2. Save time. Time spent cooking meals or cooking pig feed has now been reduced by 1/2 or 1/3.

3. Are clean, neat and sanitary, and beneficial to villagers’ health, because the surface of the stoves is tile; especially benefit women, because they avoid a roomful of smoke which harms women’s health and their eyes;

4. Train villagers in construction. The technician for the project is only in charge of technical training—he doesn’t actually construct the stoves, instead, he gives this opportunity to the villagers in order to let them participate directly and at the end have a new skill, the construction of fuel-efficient stoves. This is beneficial to us in that once the project is finished and we’ve left, villagers can solve problems with stoves themselves, and can go outside the village and earn money with their new skill.

The fuel-efficient stoves project has been successful—villagers’ interest in building the stoves now speaks for itself. After completing the project, presently there are 10 villages which have applied to DORS hoping we will once again support this project.

Solar power project (experimental)

Solar power projects are in order to solve local electricity problems. In certain places the situation is that the local electricity grid can’t be connected to and the area is not suitable for a small water-powered generator. Although in the beginning of the project’s implementation we did training, because this project’s cost and technical skill requirements were high, the project end-period maintenance was hard to do, we only did experimental projects in two villages, and didn’t continue it.

Biogas Project

As of March 2007, we’ve started biogas projects in two project villages. DORS is preparing to expand this project to many project villages this year, and really promote this project. This project’s advantages are in: Reducing consumption of traditional energy sources (and thus conserving the environment), and making the kitchen more sanitary and improving quality of life.

Project Effectiveness

1. Reducing the pressure on the ecological environment. Tree-cutting will be reduced by 1500 kilograms of firewood per year by this project (if biogas and fuel-efficient stoves are used together, the saving effect will be magnified).
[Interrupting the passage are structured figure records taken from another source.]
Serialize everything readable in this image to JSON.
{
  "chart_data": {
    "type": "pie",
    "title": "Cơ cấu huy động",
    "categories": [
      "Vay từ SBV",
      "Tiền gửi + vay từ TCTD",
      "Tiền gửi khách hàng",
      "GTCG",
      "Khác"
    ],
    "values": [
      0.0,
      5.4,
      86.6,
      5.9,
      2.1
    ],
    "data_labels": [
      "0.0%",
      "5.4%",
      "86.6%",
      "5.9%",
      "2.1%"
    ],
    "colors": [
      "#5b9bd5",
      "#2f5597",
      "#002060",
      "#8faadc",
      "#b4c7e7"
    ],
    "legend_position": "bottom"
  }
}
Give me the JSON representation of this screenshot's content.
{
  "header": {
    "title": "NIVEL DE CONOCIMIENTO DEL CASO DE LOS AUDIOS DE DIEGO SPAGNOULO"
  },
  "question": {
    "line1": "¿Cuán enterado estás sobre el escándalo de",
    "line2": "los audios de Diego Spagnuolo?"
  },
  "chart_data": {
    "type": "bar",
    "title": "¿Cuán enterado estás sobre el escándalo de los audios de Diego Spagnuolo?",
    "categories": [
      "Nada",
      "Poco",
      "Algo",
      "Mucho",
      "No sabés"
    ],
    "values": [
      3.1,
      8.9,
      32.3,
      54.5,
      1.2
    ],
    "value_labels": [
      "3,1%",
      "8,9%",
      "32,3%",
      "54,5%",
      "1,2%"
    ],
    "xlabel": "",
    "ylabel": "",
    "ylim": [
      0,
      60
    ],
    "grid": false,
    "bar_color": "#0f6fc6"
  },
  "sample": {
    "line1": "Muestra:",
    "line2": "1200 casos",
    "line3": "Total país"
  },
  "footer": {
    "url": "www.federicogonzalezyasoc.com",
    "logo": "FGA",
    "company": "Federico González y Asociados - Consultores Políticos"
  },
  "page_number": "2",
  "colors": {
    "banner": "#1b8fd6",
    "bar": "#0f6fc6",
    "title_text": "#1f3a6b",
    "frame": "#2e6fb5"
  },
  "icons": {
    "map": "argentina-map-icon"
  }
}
If calculated according to each year one mu of land being able to produce 10,000 kilograms of trees, then these fuel-efficient stoves/biogas systems will be able to save the cutting of forest by 15%.

2. Improving the villagers’ living environment, by increasing the quality of life. Biogas is a clean energy source, and the contents of the container after fermenting become a yet more beneficial fertilizer for the crops’ growth. Biogas can be used for cooking and even for light. It makes the kitchen cleaner, as there’s no need to pile up huge amounts of brushwood, etc.

3. Saving labor. Biogas can save about 1/4 of the firewood-collecting time yearly, thus saving labor and time which villagers can use going outside to find temporary work or doing other activities which actually generate income.

4. Training villagers in the construction technology of biogas systems, gives the project sustainable strength.